In quel pomeriggio piovoso e bigio, mi ero riparato sotto il portico che conduceva a casa di Alessandro Brescia. I miei abiti, neri e logori, preannunciavano la brutta notizia che stavo portando. In quel periodo mi faceva da scorta Luek, un ragazzo singalese. Nel nostro cantiere era una specie di gatto randagio, benvoluto da tutti. Il suo nome era composto di 52 lettere, ma lui si faceva semplicemente chiamare Luek, che in singalese vuol dire amico. Con noi lavoravano parecchi lavoratori stranieri. Alcuni venivano con Albert, il rumeno che possedeva una ditta edile e se la passava piuttosto bene. C’era un macedone, c’erano due ragazzi moldavi e poi Danilo l’ucraino. Albert spifferava in giro la storiella che Danilo avesse fatto la guerra. Io so che la guerra in Ucraina non c’era stata, ma era inutile contrariare Albert.

Pareva un mister di calcio che dal suo pulmino verde pisello faceva sbarcare in mezzo al cantiere i suoi operai, i suoi assi uno per uno. Sapeva il fatto suo Albert. Non aveva mai voglia di raccontarmi del suo passato da clandestino dentro i cantieri in lungo e in largo lo stivalone. Per lui il passato era come la pala colma di sabbia che getti dentro la betoniera. Mescolata e definitivamente persa. Altri stranieri arrivavano con camion che venivano lasciati in sosta dietro i cumuli di ghiaia in fondo al cantiere.

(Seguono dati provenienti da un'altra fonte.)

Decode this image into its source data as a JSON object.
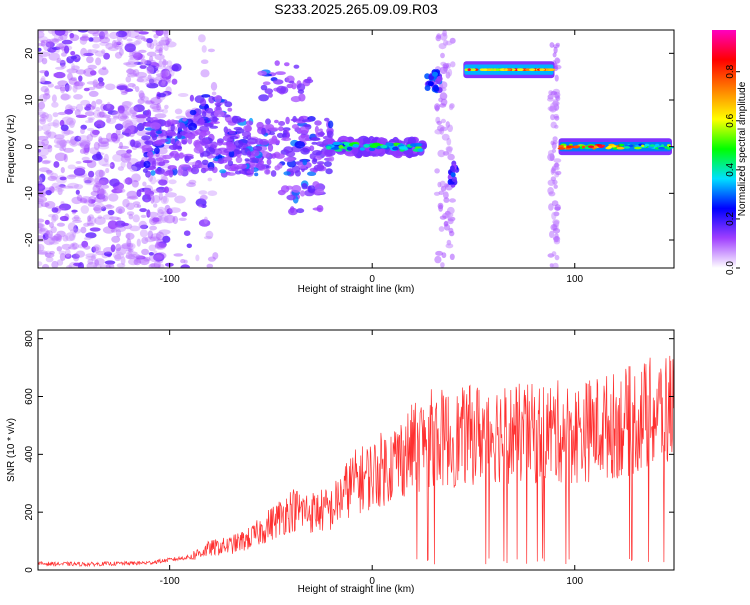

Non dovevano dare nell’occhio. Anche Luek era sceso assieme a loro. Il capomastro era un certo Salvatore Romano. Aveva addosso il peso della sua terra vesuviana e la portava in giro orgogliosamente; come la gotta, che faceva la sua camminata simile ai passi di un grizzly. Non serviva che parlasse. Quando ondeggiava per il cantiere, un passaparola circondava le gru e sbatteva sui calcestruzzi, per terminare sui depositi di materiale: “Occhio ragazzi”. Salvatore Romano era quella specie di presenza che riportava in ordine i pedoni del cantiere in un colpo solo. La scacchiera si riordinava all’istante.

Due o tre giorni prima dell’incidente, nel nostro cantiere era giunto un grande camion. Una ventina di ometti riparati da sacchi di calce. Il caporale che li scortava era quello solito. Tutti lo chiamavano Eccellenza. Quando era sceso dalla camionetta si era avviato immediatamente, con un ombrello grande e sfolgorante come quello delle corse dei motocicli, verso il container dove era allestito l’ufficio di Salvatore Romano. Di solito quando bussavi nel container del capomastro lui balzava prontamente dalla sedia. Lo trovavi quasi sempre che frugava dentro le tasche dei pantaloni. Immaginavo che le tasche erano bucate, perché spostava le palle da destra a sinistra. Quella mattina ero nell’ufficio per la solita organizzazione del cantiere. Il caporale non aveva salutato, mi ricordo che non aveva bussato nemmeno. Il buongiorno dell’Eccellenza era un fracasso di frasi. Mi ricordo: “Tempo di merda”. Poi aveva fatto un segno con la testa per sottolineare la mia presenza, ma Salvatore l’aveva tranquillizzato con un cenno della mano.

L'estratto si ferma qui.